Ria Reis

Ria Reis

Ria Reis

  • Associate Professor, Department of Anthropology, University of Amsterdam
  • Professor of Medical Anthropology, Department of Public Health and Primary Care, Leiden University Medical Center
  • Honorary Professor, Children’s Institute, School of Child and Adolescent Psychology, University of Cape Town
  • Fellow, African Studies Centre Leiden Community

Ria Reis is Full Professor of Medical Anthropology at Leiden University Medical Center, Department of Public Health and Primary Care (LUMC/PHEG), Associate Professor at the University of Amsterdam (UVA), Department of Anthropology, and in South Africa, Honorary Professor at the University of Cape Town (UCT), the Children’s Institute, School of Child and Adolescent Psychology, in South Africa. She also is a Fellow at the African Studies Centre Leiden (ASCL) community.

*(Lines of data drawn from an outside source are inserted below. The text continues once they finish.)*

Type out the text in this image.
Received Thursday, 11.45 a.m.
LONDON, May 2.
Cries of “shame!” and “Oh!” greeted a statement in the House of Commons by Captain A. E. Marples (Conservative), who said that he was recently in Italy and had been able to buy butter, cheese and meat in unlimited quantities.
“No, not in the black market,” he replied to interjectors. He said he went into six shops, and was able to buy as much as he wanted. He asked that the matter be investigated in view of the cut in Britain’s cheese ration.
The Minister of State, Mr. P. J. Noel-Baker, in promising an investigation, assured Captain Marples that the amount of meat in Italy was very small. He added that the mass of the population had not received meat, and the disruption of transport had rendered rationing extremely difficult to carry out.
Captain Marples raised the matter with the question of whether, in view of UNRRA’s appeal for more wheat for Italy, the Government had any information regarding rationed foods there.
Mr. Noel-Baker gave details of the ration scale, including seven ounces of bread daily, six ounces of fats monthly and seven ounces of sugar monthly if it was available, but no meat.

Whilst originally a cultural anthropologist (her graduate research was on the position of Tibetan Buddhist women in Ladakh, India) – Reis’s doctoral research took her to medical anthropology and neuropsychiatry. In Swaziland, where she lived from 1985-88, she investigated traditional healing and the treatment gap for epilepsy and therapy choices of people with seizures. In the 1990s she was involved in projects on concepts of epilepsy in the Netherlands, epilepsy stigma in Vietnam and China, and in many other projects on chronic illness and disability in different cultural settings.

Over the past 17 years her research has shifted to children and youth health and wellbeing. A core theme is the intergenerational transmission of vulnerabilities in contexts of inequality and (post)conflict, and young people’s health perceptions, strategies and resilience. She has particular interest in youth mental health and cultural idioms of distress as expressions of communal social suffering in regions affected by epidemics, disasters, conflicts and violence.

Examples of projects are: ‘The intergenerational transmission of violence and resilience in Burundi’; ‘Health in a former fishing village: a life-course approach’; ‘Healthy cities for children’; and many child and youth centered graduate and doctoral projects.

Most of her work articulates anthropological research within multidisciplinary health research and interventions, particularly in collaborative projects with partners in policy and practice. She is PI of the social science component in the MaxART Universal Test and Treat Implementation study program in which the UVA collaborates with Swaziland’s Ministry of Health, Aidsfund, Clinton Health Access Initiative, Harvard University , GNP+, SafAIDS and SACEMA; and of ‘Young Burundians tactical agency regarding sexual relations and decision making: From participatory research to evidence-based and practically relevant sexuality education’; and she is involved in a range of research and intervention studies in youth services and community health within the ‘Academic Collaborative Center Public Health – youth North South-Holland’ (AWP-j NZH) and collaborates in the development of a frugal thermometer for Africa.